What is different about the new, fast COVID-19 blood tests?
2 April 2020
Opinion: Some countries are now using a serology test, which uses blood or serum samples to look for antibodies we produce in response to the virus. Associate Professor Siouxsie Wiles explains its strengths and weaknesses.
You might have heard there’s a new blood test available for COVID-19 that takes just a few minutes. Here’s how it works and why we need to be cautious.
A test of our immune system, not the virus
As I explained here, the way the world has been testing people for COVID-19 so far has been to look for the genetic material of the virus. This involves taking nasal swabs or a sample of liquid from people’s lungs, sending them to a lab, extracting the virus’s genetic material (RNA), and then using reverse-transcription polymerase chain reaction (RT-PCR) to detect RNA sequences unique to the COVID-19 coronavirus.
The new test that many countries are now either actively using or thinking of using is what’s called a serology test – it uses blood or serum samples to looks for antibodies made by our bodies in response to the virus. When we are infected with a bacterium or virus, our immune systems respond to try to protect us from the invader.
Antibodies, also known as immunoglobulins (Ig), are large Y-shaped proteins that can neutralise microbes by inhibiting the bits they use to invade cells, for example. They can also work by tagging microbes or infected cells for destruction by other parts of the immune system. There are several different immunoglobulins and they are made by different parts of our bodies at different times during or after the infection.
This process of making antibodies is sometimes called seroconversion: before infection, people don’t have the antibodies; after infection, they do. If it turns out that some infected people don’t have any symptoms, or only have very mild symptoms, looking for this seroconversion is a really good way of finding out how many were actually exposed to the virus or bacterium during an outbreak. Looking at antibody levels during an infection may also help doctors decide on the most appropriate way to treat sick people.

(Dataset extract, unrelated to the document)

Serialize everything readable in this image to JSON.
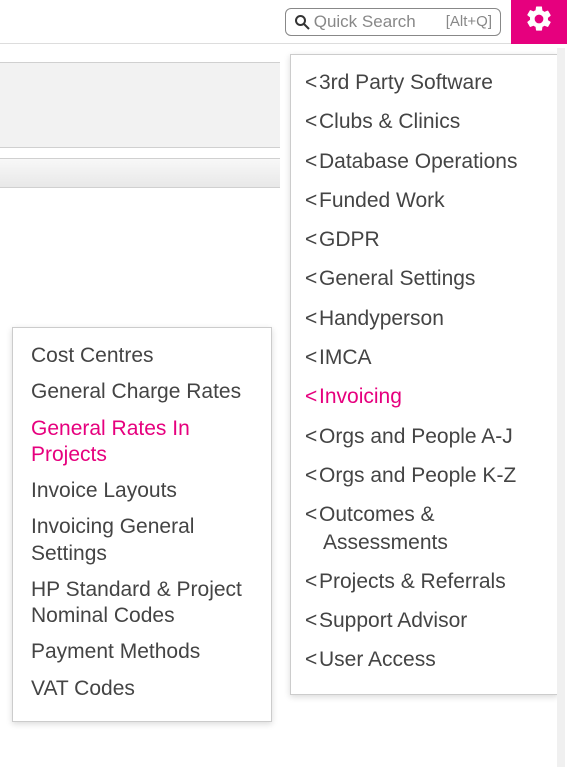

The timing of serology tests is crucial
At the beginning of March, Juanjuan Zhao Jr and colleagues published their (non-peer reviewed) findings of the antibody responses of 173 patients with confirmed COVID-19 infection. They found that less than 40% of patients made detectable antibodies in the first seven days of being ill. They also found that by 15 days the antibodies IgM and IgG were detected in about eight or nine out of 10 patients. A more recent study by Li Guo and colleagues showed that IgM could be detected at around day five and IgG at around 14 days in about eight out of 10 patients.
There are two really important lessons from these studies. First, when people are tested is absolutely crucial – too early in the infection and there won’t be any antibodies to detect. And, second, not all infected people produce detectable antibodies.
Serology tests are here – but we need to be really careful how they are used
A number of labs and companies are now making serology/antibody tests available and many countries are considering rolling them out on a national scale. This worries me. I’ve seen the data from one company which compared the results of their antibody test with the RT-PCR test. Of the 85 samples that tested positive for virus, 10 tested negative using the antibody test. Spain just found it had bought thousands of tests with just a 30% accuracy rate.
The UK government seems to be saying it would roll out the tests so that people who have antibodies could go back to work. But I’d be really worried if people saw a negative result and decided that meant they weren’t infected and could also go back to work. Many of them could in fact be infected.
As recently as last week, the World Health Organization guidance on testing was that for the time being serology tests, while valuable in research and surveillance, were “not currently recommended for case detection”.
That view is echoed by experts here in New Zealand who have just looked at all the available evidence. Their recommendation, in a report for the prime minister’s science adviser, is that while serology tests can play an important role, they should never be regarded as a replacement for PCR tests. You can read the pdf of their report here.
Associate Professor Siouxsie Wiles is a microbiologist from the Department of Molecular Medicine and Pathology in the Faculty of Medical and Health Sciences' School of Medical Sciences.
This article reflects the opinion of the author and not necessarily the views of the University of Auckland.
Used with permission from The Spinoff, Siouxsie Wiles: What is different about the new, fast Covid-19 blood tests? 27 March 2020.